As he explains, the “Shackle, Vickers and Katzner” (SVK) framework was developed in the 1970s and 1980s and is “a totally different approach than is used in most situations today, but it can be very useful in situations where you don’t have a lot of data. This will be more important as we face more and more unexpected events, more and more frequently.”
Randhir defined it and created measurable terms for recording observations and optimizing decisions, while developing the framework to address what the authors call uncertain, “severe, naturally occurring arsenic contamination” in water supplies in Bangladesh. Details appear in an early online issue of the Journal of Hydrology.
Randhir and colleagues write that exceptionally high natural arsenic levels are found in groundwater in Bangladesh. Before the 1970s, people relied mainly on surface water for drinking and daily use, but since then it has become increasingly polluted and a public health threat.
In response, the researchers note, “The government and donor agencies suggested the cost-effective solution of digging shallow tube-wells to provide access to safe water,” and groundwater pumping was able to meet demand so that by 2000, almost 97 percent of people in rural Bangladesh were drinking water from 2.5 to 3 million shallow-tube wells. But in the 1990s, they learned that most well water contained arsenic.

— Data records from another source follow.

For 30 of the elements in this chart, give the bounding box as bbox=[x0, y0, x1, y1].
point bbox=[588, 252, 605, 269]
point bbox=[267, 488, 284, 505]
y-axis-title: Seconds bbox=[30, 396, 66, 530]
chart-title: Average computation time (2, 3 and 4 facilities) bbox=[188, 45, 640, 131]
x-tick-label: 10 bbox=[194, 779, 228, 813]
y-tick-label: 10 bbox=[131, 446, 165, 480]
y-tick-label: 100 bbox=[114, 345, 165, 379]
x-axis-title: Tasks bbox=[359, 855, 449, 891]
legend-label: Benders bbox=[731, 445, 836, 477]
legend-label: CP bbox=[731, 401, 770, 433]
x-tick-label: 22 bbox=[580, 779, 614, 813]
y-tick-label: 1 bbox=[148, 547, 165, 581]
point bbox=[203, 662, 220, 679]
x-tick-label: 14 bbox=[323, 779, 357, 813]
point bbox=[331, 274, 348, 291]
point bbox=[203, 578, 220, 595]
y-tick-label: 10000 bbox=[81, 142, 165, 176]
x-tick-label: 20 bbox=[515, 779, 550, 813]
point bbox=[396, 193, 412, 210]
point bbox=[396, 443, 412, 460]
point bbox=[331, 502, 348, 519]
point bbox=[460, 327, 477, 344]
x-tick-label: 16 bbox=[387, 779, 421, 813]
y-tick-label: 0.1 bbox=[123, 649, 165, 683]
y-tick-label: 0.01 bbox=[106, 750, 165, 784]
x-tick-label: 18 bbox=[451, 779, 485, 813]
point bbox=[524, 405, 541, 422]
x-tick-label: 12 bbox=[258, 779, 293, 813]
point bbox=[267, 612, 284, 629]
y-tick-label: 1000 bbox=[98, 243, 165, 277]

Most of the highly contaminated wells are in shallow aquifers 50 to 150 feet below the surface, while deep aquifers are nearly arsenic-free, the authors point out. However, it is uncertain whether deep aquifers will remain arsenic-free over time, they add.

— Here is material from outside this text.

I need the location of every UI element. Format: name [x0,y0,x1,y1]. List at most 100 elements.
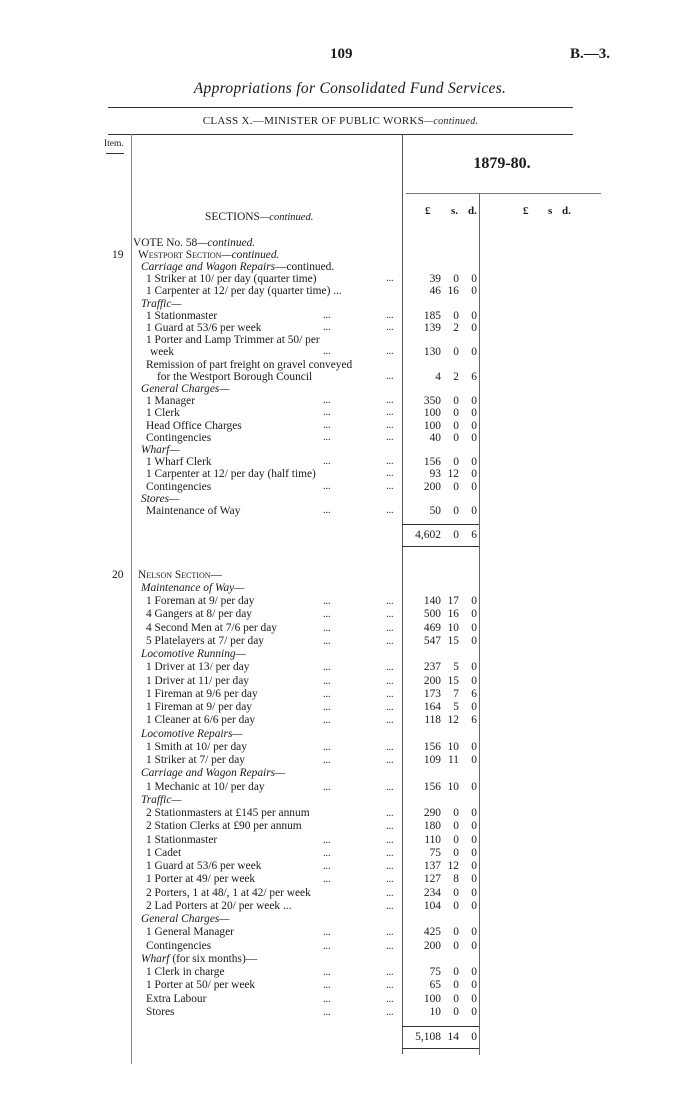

The UMass Amherst researchers used the mathematical framework with variables related to arsenic contamination in shallow vs. deep wells to calculate the probability of various decision outcomes for water resource managers as an analytical framework for future decision-making and mitigation measures for similar situations of uncertainty.

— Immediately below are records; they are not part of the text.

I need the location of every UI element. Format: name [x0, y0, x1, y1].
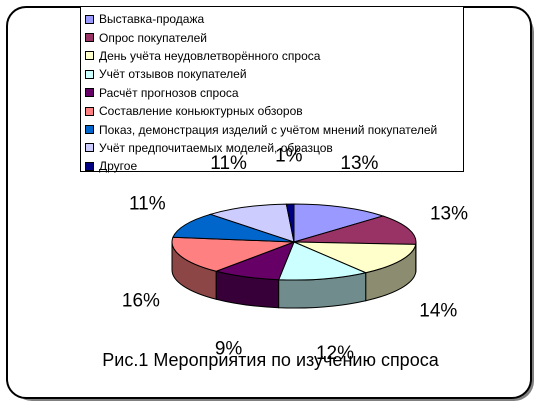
pie-slice [285, 203, 295, 243]
legend-item: Показ, демонстрация изделий с учётом мне… [85, 120, 463, 138]
chart-legend: Выставка-продажа Опрос покупателей День … [80, 6, 464, 175]
pie-slice [208, 203, 295, 243]
data-label: 11% [210, 153, 247, 174]
pie-slice [293, 241, 417, 274]
legend-swatch [85, 161, 94, 171]
pie-slice [172, 213, 295, 243]
data-label: 14% [419, 300, 457, 321]
legend-label: Расчёт прогнозов спроса [99, 85, 239, 100]
data-label: 13% [430, 203, 468, 224]
data-label: 1% [275, 146, 303, 167]
chart-caption: Рис.1 Мероприятия по изучению спроса [102, 350, 439, 370]
pie-slice [277, 241, 368, 281]
legend-item: Учёт отзывов покупателей [85, 65, 463, 83]
legend-swatch [85, 51, 94, 61]
data-label: 12% [316, 343, 354, 364]
data-label: 13% [340, 153, 378, 174]
legend-label: Учёт предпочитаемых моделей, образцов [99, 140, 333, 155]
legend-swatch [85, 69, 94, 79]
legend-label: Опрос покупателей [99, 30, 207, 45]
data-label: 9% [215, 338, 243, 359]
legend-swatch [85, 14, 94, 24]
legend-swatch [85, 33, 94, 43]
legend-swatch [85, 125, 94, 135]
legend-label: Другое [99, 159, 138, 174]
legend-item: Выставка-продажа [85, 10, 463, 28]
legend-swatch [85, 106, 94, 116]
legend-item: Другое [85, 157, 463, 175]
legend-swatch [85, 143, 94, 153]
pie-labels: 13% 13% 14% 12% 9% 16% 11% 11% 1% [122, 146, 468, 364]
legend-label: День учёта неудовлетворённого спроса [99, 48, 321, 63]
pie-side-walls [171, 241, 417, 309]
legend-swatch [85, 88, 94, 98]
legend-label: Показ, демонстрация изделий с учётом мне… [99, 122, 438, 137]
legend-item: Учёт предпочитаемых моделей, образцов [85, 139, 463, 157]
pie-slice [171, 236, 295, 272]
pie-top [171, 203, 417, 281]
data-label: 16% [122, 290, 160, 311]
pie-slice [293, 203, 385, 243]
legend-label: Учёт отзывов покупателей [99, 67, 247, 82]
legend-item: Опрос покупателей [85, 28, 463, 46]
legend-label: Составление коньюктурных обзоров [99, 104, 303, 119]
data-label: 11% [129, 193, 166, 214]
legend-item: Составление коньюктурных обзоров [85, 102, 463, 120]
legend-item: День учёта неудовлетворённого спроса [85, 47, 463, 65]
legend-item: Расчёт прогнозов спроса [85, 84, 463, 102]
pie-slice [293, 215, 417, 245]
legend-label: Выставка-продажа [99, 12, 205, 27]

Overall, they say that “a diversification of the water supply system” emerged as “a robust strategy to avert unintended outcomes of water contamination. Through optimization, they observe that shallow wells are slightly preferable than deep wells and surface water treatment, considering the nature of uncertainty and cost involved.
They suggest that the SVK method can be applied “in a variety of other cases that involve decision making under uncertainty and surprise, a frequent situation in natural resources management,” and it can be “a very useful tool for utility managers who can incorporate subjective beliefs and expert opinions into the decision-making process to develop a robust water supply system.”
Randhir adds, “We primarily recommend that you don’t put all your eggs in one basket, but diversify your approach to water supplies, treatment methods and so on, to keep the drinking water supply as safe as possible.”
This work was supported by a Healey Endowment Research Grant and U.S. Department of Energy Interdisciplinary Research Fellowship at UMass Amherst’s Environmental Institute and by a summer research grant at the Florida International University, Miami.